In a face-centered cubic (FCC) lattice, different atoms contribute to the overall unit cell based on their positions within the lattice. Understanding this contribution is key to determining the formula of the compound. Atoms can occupy different positions, such as corners and face centers in the unit cell. Each position has unique sharing characteristics that affect how much an atom contributes to a single unit cell. For instance, corner atoms contribute less to a single unit cell because they're shared among several cells, while face-centered atoms have a different sharing pattern.

Corner atoms in a crystal lattice are those located at the vertices of the cube. In a face-centered cubic structure, there are exactly 8 corners.When considering their contribution to the unit cell, it's important to note that each corner atom is shared by 8 other unit cells in the overall lattice. This sharing condition means each corner atom only contributes \(\frac{1}{8}\) of itself to a single unit cell. Therefore, for a full cube with 8 corner atoms:

• Total corner atoms = 8
• Contribution = 8 corners \(\times \frac{1}{8} = 1\) atom per unit cell.

This calculation explains why corner atoms, though numerous in appearance, contribute minimally on a per unit cell basis.

The face-centered atoms are placed at the center of each face of the cube in a face-centered cubic lattice. With 6 faces in a cube, and an atom located at the center of each, these atoms play a significant role in the composition of the unit cell. Each face-centered atom is shared between two adjacent unit cells, which means their contribution per unit cell is higher than that of corner atoms. Specifically, the contribution from each face-centered atom is:

• Shared atoms per face = 1/2
• Total faces = 6
• Total contribution = 6 faces \(\times \frac{1}{2} = 3\) atoms per unit cell.
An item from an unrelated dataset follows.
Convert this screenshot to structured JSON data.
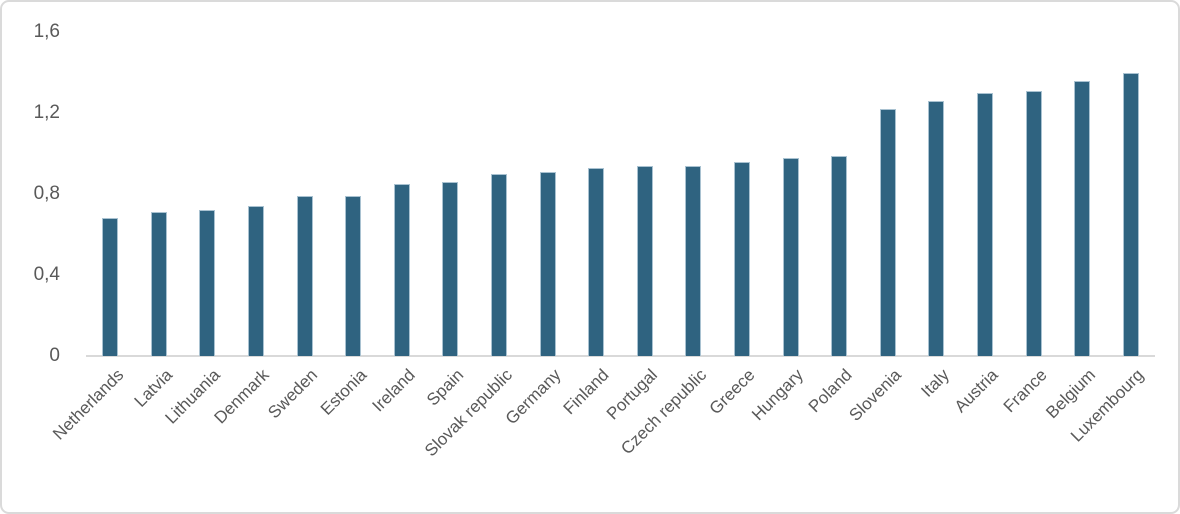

Thus, face-centered atoms significantly impact the total atomic composition of the unit cell, contributing 3 atoms per unit cell in total.

The unit cell composition is derived from adding the contributions of all types of atoms present in the lattice. In a substance crystallizing in an FCC lattice, knowing the placements and contributions of different atoms helps figure out its formula. For a substance \( \mathrm{A}_{x} \mathrm{B}_{y} \):

• Corner 'A' atoms contribute 1 atom per unit cell.
• Face-centered 'B' atoms contribute 3 atoms per unit cell.

Adding these contributions gives a complete picture: 1 atom of 'A' and 3 atoms of 'B' per unit cell. This gives the compound a chemical composition expressed as \( \mathrm{AB}_{3} \).Understanding this composition is crucial for various applications, including material science and chemistry, as it clarifies the arrangement and proportion of elements within the material.